İstikrazlar
Bir Heyet-i Vükela toplantısında tutulan zabıt (ki sadrazam Said Paşa'nın hatıralarında yer almıştır) ülkenin malî durumunu keskin bir ışıkla aydınlatmaktadır. Toplantı 1902’de vuku bulmuştur. Gayesi: bütçenin yürekler acısı haline bir çare bulmak için alınması gereken tedbirleri müzakere etmek. Vekillerin ileri sürdüğü mütalaalar birer ehliyetsizlik şaheseri. Birçokları “Ben anlamam bu işten” deyip çıkıyor, ötekiler beylik bir iki lakırdı kekeliyor. Yalnız Hariciye Nazırı ile Evkaf Nazırı, çekine çekine, dış istikraza başvurmaktan söz ediyor. Çünkü herkes padişahın bu çareden hoşlanmayacağını bilmektedir.

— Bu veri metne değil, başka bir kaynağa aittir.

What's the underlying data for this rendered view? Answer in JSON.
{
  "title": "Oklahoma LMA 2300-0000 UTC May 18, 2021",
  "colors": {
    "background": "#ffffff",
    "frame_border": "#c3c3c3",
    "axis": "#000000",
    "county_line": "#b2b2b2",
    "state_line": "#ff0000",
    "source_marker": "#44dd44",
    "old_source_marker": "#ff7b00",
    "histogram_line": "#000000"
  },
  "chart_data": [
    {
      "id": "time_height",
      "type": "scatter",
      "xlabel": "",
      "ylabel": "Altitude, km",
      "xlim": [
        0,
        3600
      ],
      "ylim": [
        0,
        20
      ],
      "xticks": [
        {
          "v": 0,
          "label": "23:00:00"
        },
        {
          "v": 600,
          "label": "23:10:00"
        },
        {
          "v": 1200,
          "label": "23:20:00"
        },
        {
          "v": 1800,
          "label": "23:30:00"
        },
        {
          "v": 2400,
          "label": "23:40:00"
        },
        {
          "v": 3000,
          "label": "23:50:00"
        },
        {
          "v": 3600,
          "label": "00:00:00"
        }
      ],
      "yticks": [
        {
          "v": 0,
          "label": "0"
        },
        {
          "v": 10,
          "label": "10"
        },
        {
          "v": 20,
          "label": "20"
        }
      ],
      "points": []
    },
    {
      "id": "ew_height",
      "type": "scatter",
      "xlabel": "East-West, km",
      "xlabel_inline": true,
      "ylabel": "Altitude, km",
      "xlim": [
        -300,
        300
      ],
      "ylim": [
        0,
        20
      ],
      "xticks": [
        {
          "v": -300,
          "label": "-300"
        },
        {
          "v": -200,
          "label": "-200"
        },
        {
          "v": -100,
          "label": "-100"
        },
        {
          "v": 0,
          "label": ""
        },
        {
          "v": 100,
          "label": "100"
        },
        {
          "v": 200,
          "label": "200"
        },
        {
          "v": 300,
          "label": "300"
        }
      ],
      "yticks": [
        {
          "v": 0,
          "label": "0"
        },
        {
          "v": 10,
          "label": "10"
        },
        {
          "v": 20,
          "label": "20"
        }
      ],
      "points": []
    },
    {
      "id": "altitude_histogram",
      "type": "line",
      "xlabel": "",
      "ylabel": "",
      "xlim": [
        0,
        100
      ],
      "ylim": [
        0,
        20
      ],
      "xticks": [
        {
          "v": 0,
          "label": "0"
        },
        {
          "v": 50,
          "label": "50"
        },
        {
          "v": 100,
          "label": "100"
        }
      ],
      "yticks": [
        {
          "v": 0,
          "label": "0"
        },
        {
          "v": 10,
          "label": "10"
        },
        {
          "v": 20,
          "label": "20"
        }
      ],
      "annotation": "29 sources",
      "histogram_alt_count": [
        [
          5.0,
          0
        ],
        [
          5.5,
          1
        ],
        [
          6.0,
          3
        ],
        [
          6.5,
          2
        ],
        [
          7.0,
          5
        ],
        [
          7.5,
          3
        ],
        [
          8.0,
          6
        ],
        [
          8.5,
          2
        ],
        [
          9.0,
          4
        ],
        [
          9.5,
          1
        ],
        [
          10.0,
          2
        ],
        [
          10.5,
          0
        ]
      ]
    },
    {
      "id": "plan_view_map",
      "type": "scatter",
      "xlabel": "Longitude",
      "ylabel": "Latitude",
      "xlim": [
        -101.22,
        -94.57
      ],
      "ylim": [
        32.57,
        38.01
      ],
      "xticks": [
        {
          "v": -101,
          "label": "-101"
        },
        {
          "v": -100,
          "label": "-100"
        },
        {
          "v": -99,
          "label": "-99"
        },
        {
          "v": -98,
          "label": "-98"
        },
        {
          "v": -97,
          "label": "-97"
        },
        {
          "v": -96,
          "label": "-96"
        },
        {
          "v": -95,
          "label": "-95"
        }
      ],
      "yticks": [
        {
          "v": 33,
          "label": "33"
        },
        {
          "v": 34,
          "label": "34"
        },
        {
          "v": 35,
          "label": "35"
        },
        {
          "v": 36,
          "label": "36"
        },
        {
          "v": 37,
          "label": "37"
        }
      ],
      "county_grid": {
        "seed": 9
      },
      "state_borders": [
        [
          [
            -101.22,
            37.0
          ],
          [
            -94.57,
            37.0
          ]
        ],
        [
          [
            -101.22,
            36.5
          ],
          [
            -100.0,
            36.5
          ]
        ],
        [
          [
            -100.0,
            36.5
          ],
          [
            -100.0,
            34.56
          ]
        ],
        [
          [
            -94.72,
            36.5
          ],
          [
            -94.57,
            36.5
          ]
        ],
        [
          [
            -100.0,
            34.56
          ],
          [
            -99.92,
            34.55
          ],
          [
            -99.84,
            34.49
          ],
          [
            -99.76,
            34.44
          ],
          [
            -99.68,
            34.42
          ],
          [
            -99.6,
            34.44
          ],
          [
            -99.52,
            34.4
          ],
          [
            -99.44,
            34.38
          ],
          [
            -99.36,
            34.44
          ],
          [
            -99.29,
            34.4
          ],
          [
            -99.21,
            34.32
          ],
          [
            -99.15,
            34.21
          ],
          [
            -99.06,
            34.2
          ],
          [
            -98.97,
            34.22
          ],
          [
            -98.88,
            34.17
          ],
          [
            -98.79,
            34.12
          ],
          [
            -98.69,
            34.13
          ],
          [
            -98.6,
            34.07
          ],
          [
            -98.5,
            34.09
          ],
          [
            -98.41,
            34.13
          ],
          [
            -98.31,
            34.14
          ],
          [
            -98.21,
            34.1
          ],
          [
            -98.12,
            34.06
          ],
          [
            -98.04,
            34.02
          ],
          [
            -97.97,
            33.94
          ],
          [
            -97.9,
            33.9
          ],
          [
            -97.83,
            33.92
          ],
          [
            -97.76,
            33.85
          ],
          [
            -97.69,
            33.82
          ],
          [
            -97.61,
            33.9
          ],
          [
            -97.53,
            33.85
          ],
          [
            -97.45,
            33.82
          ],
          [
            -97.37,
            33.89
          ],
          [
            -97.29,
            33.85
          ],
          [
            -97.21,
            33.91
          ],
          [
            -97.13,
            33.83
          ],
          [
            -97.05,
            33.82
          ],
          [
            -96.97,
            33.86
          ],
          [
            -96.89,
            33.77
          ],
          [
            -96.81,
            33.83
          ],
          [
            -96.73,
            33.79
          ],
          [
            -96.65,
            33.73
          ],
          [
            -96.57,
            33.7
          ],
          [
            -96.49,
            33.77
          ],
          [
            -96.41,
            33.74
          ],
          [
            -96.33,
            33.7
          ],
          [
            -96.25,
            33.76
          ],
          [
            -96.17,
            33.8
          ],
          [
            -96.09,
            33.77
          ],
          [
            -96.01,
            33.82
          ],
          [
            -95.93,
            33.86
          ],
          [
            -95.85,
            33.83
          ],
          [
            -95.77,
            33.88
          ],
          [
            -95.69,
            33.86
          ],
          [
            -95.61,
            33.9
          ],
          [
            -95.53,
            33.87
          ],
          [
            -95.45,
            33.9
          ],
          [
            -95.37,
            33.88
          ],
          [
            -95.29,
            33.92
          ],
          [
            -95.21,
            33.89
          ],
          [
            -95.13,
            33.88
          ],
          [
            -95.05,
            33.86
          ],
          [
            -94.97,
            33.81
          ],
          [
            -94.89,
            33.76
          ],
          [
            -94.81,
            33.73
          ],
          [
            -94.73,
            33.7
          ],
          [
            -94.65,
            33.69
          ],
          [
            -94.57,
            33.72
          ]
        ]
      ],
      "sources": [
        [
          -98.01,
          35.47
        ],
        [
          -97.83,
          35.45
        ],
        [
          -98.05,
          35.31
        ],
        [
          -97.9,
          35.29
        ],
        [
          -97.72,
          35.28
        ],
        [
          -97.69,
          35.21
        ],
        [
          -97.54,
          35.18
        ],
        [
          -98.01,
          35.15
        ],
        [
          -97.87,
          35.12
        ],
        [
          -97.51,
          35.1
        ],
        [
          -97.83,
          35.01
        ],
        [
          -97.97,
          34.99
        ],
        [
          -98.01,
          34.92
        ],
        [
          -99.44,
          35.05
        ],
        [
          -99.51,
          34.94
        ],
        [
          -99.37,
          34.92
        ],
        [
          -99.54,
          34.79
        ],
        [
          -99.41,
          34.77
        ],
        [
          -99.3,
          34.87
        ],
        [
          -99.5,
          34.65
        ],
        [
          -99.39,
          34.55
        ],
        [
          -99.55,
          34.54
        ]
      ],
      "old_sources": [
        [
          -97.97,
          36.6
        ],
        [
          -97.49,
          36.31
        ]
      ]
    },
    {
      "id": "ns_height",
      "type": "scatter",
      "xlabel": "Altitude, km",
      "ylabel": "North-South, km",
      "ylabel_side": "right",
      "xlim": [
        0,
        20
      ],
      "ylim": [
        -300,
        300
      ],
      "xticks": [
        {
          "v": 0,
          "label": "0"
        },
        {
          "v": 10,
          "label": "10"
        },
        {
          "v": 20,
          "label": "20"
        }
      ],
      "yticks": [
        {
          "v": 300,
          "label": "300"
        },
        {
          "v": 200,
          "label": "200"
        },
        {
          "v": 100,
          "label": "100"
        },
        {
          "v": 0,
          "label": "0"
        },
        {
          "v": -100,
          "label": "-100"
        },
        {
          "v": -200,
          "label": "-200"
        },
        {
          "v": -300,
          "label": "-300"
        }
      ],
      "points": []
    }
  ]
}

Abdülaziz'in zaman-ı saltanatından aldığı bir ders de bu, Abdülhamid'in. Filhakika tahta çıktığı zaman, Devlet-i Aliye yabancı ülkelere 300 milyon Sterling'e yakın bir borç altındaydı. Gerçi bu paranın yalnız yarısını almıştık ama vadesi olan borçları ödemek için devlet gelirlerinin bütününü bu işe ayırmak lazım gelecekti... Tam bir rezalet... Dürüst bir insan olan yeni padişah, tekrar böyle bir vaziyetin tahaddüs etmesini istemiyor, istikrazdan vebadan korkar gibi korkuyordu. Çünkü 1882’de senet hamilleriyle bir anlaşmaya varılmıştı. Yılda 25 milyon sterlin ödeyecekti. Ne var ki bu şartları kabul ettirmek için yeni bir ipoteğe rıza göstermek lazımdı, devletin hükümdarlığını daha da zedeleyen bir ipoteğe, Payitaht’ta yabancı bir idare (Düyun-u Umumiye) kuruluyordu, bütün eyaletlere dal budak saran bir idare. Belli resimleri o toplayacak, topladığı parayı hak sahiplerine o dağıtacaktı, insaflı olmak için şurasını da ekleyelim, idarenin gerek memlekete gerek devlete bazı faydaları oldu: Balıkçılığı, ipek böcekçiliğini geliştirdi, şark tütünlerinin ihracını kolaylaştırdı. Ödemelerindeki intizam mevcudiyetinden doğan garantiyle devlete yeniden itibar kazandırdı. Ama sağlanan bu istikraz imkanlarından, padişah ancak zaruret hasıl olunca ve aşırı bir ihtiyatla faydalanmaya karar vermişti.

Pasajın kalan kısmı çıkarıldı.